When to stop removing variables from linear regression model I have a dataset of 150 observations and I want to make a linear model to try to explain relations. I use backwards regression. When I keep all variables (10), I have an adjusted R² value of 0.8076. When I remove the variables with p-values higher than 5% in order from highest to lowest, the adjusted R² value goes up to 0.8189. This leaves me with 6 variables, which is still quite a lot. Adding the $log_{10}$ of one of the variables also improves the R² variable ever so slightly to 0.8259, doing this let's me remove a different variable since its p-value has rised to 16%. Removing more variables drops the adjusted R² value to $\approx$ 0.79xx depending on which variable I remove.
My question is, when should I stop removing variables? As soon as I see the adjusted R²-value drop or should I wait until my adjusted R² value drops below a certain value? Or should I look at something else?
Thanks in advance!
 A: RSquare just tells you how your model fits the data you feed it.  It does not tell you whether your model makes sense (explanatory) or is it predictive (meaning does it really work).  A high RSquare can often be the result of a model that is highly overfit with way too many variables, including weird variable transformation.  But, the minute you test it on new data, the model performs poorly.
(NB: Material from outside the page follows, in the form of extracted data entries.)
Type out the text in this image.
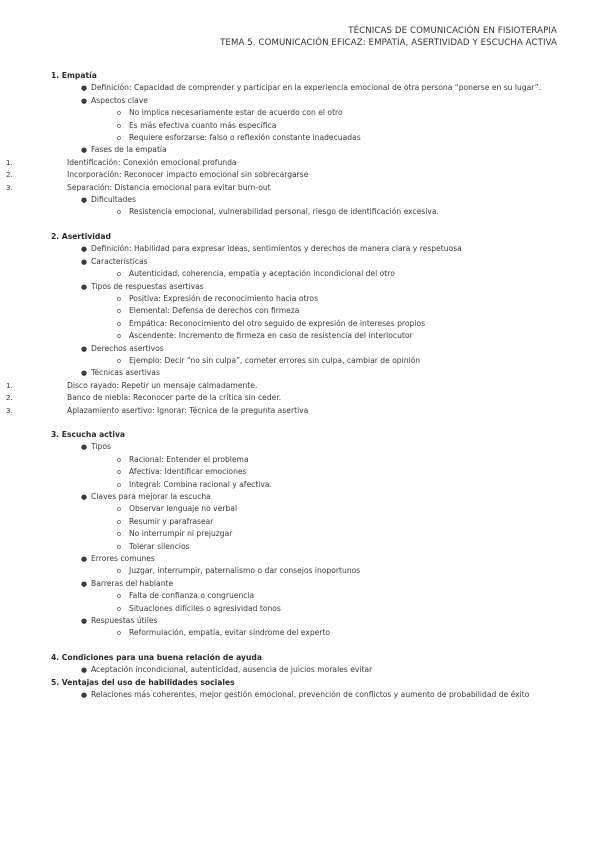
TÉCNICAS DE COMUNICACIÓN EN FISIOTERAPIA
TEMA 5. COMUNICACIÓN EFICAZ: EMPATÍA, ASERTIVIDAD Y ESCUCHA ACTIVA
1. Empatía
● Definición: Capacidad de comprender y participar en la experiencia emocional de otra persona “ponerse en su lugar”.
● Aspectos clave
o No implica necesariamente estar de acuerdo con el otro
o Es más efectiva cuanto más específica
o Requiere esforzarse: falso o reflexión constante inadecuadas
● Fases de la empatía
1.	Identificación: Conexión emocional profunda
2.	Incorporación: Reconocer impacto emocional sin sobrecargarse
3.	Separación: Distancia emocional para evitar burn-out
● Dificultades
o Resistencia emocional, vulnerabilidad personal, riesgo de identificación excesiva.
2. Asertividad
● Definición: Habilidad para expresar ideas, sentimientos y derechos de manera clara y respetuosa
● Características
o Autenticidad, coherencia, empatía y aceptación incondicional del otro
● Tipos de respuestas asertivas
o Positiva: Expresión de reconocimiento hacia otros
o Elemental: Defensa de derechos con firmeza
o Empática: Reconocimiento del otro seguido de expresión de intereses propios
o Ascendente: Incremento de firmeza en caso de resistencia del interlocutor
● Derechos asertivos
o Ejemplo: Decir “no sin culpa”, cometer errores sin culpa, cambiar de opinión
● Técnicas asertivas
1.	Disco rayado: Repetir un mensaje calmadamente.
2.	Banco de niebla: Reconocer parte de la crítica sin ceder.
3.	Aplazamiento asertivo: Ignorar: Técnica de la pregunta asertiva
3. Escucha activa
● Tipos
o Racional: Entender el problema
o Afectiva: Identificar emociones
o Integral: Combina racional y afectiva.
● Claves para mejorar la escucha
o Observar lenguaje no verbal
o Resumir y parafrasear
o No interrumpir ni prejuzgar
o Tolerar silencios
● Errores comunes
o Juzgar, interrumpir, paternalismo o dar consejos inoportunos
● Barreras del hablante
o Falta de confianza o congruencia
o Situaciones difíciles o agresividad tonos
● Respuestas útiles
o Reformulación, empatía, evitar síndrome del experto
4. Condiciones para una buena relación de ayuda
● Aceptación incondicional, autenticidad, ausencia de juicios morales evitar
5. Ventajas del uso de habilidades sociales
● Relaciones más coherentes, mejor gestión emocional, prevención de conflictos y aumento de probabilidad de éxito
Given that, check out a few things:
a) Does the sign of the regression coefficients of your variables are supportive of the underlying logic of the model.  If not, you have to eliminate that variable because it infuses really bad noise into your model.
b) Does your model predict well on new data? Hold out, out-of-sample, cross validation testing... whatever method of new data you want to use is fine.
Here is what I would do... Use as a benchmark the model with the fewer variables that give you a pretty descent R Square.  And, you like all the variables from an explanatory standpoint including directional signs that make sense.  And, then test any other model with more variables on an out-of-sample basis using any of the techniques mentioned above.
You will often find that the simpler benchmark model with fewer variables performs better in terms of out-of-sample testing.  And, that is what matters.